Conversely, commercial kits based on silica matrices avoid many of these issues by optimizing the conditions in which only DNA can bind to the silica surface. Therefore, contaminants such as polysaccharides, polyphenols and proteins can be easily removed [15]. They also tend to be faster than the standard CTAB protocol, being the preferred option for sequencing studies in which many samples must be evaluated [9, 16]. Usually, commercial kits rely on the reversible interaction between DNA and a silica or silicate support, either in the form of a filter membrane or of silica-coated magnetic particles [17, 18]. The adsorption of DNA to the silica surface is facilitated by buffers with low pH, high concentrations of chaotropic salts (such as guanidinium hydrochloride, guanidinium thiocyanate, or sodium iodide) and ethanol [19–22]. Under these conditions, the surface of the silica can interact with the negative surface of DNA via ionic interactions [23, 24]. After several washes with high concentrations of ethanol to eliminate contaminants, DNA is generally eluted with water or TE at pH 8.0. At this higher pH value, the negatively charged silica surface and DNA repeal each other, releasing the DNA [25–27].
However, commercial kits are usually expensive, with reagent costs commonly ranging between 2 and 9 US$ per sample [8, 28], and many times provide low yields, insufficient for some NGS applications [8, 29]. Furthermore, for some commercial kits, the DNA quality and quantity obtained in recalcitrant species is low [30–32]. DNA extraction methods relying on silica matrices and chaotropic salts have been reported [33–36]; however, chaotropic salts can inhibit subsequent enzymatic reactions which are essential for NGS applications [37–39].

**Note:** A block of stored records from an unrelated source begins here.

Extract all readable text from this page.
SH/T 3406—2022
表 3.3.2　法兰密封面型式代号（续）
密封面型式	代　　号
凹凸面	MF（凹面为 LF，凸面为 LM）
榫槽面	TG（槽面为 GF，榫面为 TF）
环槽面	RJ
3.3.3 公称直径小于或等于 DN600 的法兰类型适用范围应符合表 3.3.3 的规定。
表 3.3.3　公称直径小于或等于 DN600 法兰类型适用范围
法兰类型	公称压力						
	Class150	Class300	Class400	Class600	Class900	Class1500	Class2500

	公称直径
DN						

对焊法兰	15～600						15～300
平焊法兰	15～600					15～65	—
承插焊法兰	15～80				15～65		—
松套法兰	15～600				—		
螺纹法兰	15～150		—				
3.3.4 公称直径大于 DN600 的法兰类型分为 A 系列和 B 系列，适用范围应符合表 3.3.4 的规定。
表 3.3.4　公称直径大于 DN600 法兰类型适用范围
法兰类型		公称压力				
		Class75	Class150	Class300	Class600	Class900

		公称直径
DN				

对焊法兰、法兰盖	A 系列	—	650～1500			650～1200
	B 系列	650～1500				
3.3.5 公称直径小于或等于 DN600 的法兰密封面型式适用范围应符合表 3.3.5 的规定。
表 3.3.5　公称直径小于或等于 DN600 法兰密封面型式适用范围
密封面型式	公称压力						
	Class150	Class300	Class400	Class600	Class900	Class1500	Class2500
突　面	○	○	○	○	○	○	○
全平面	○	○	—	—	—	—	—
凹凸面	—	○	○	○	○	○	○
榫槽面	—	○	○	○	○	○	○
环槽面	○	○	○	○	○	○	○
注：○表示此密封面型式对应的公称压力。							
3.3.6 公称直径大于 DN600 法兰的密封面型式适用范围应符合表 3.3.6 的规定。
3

In this study, we present a novel, fast and inexpensive DNA extraction protocol that combines the advantages of CTAB-based extraction coupled with a purification on a silica matrix. The new method was assessed on different species, including recalcitrant ones and different tissues. To test its suitability for different NGS applications, the method was compared with commercial kits for Single Primer Enrichment Technology (SPET) genotyping [6]. The method was also used to extract high-molecular-weight DNA from a recalcitrant wild species (Solanum elaeagnifolium). The DNA obtained was successfully used to construct long insert size Nanopore libraries for a de novo genome assembly, which can be difficult for recalcitrant species [40], thus proving its suitability for third-generation sequencing platforms.
We demonstrate that this new method combines the advantages of commercial kits (high-quality DNA, fast and broad range of species spectrum) with those of a CTAB-based method (high yield and inexpensive) being suitable for routinely DNA screening and NGS platforms.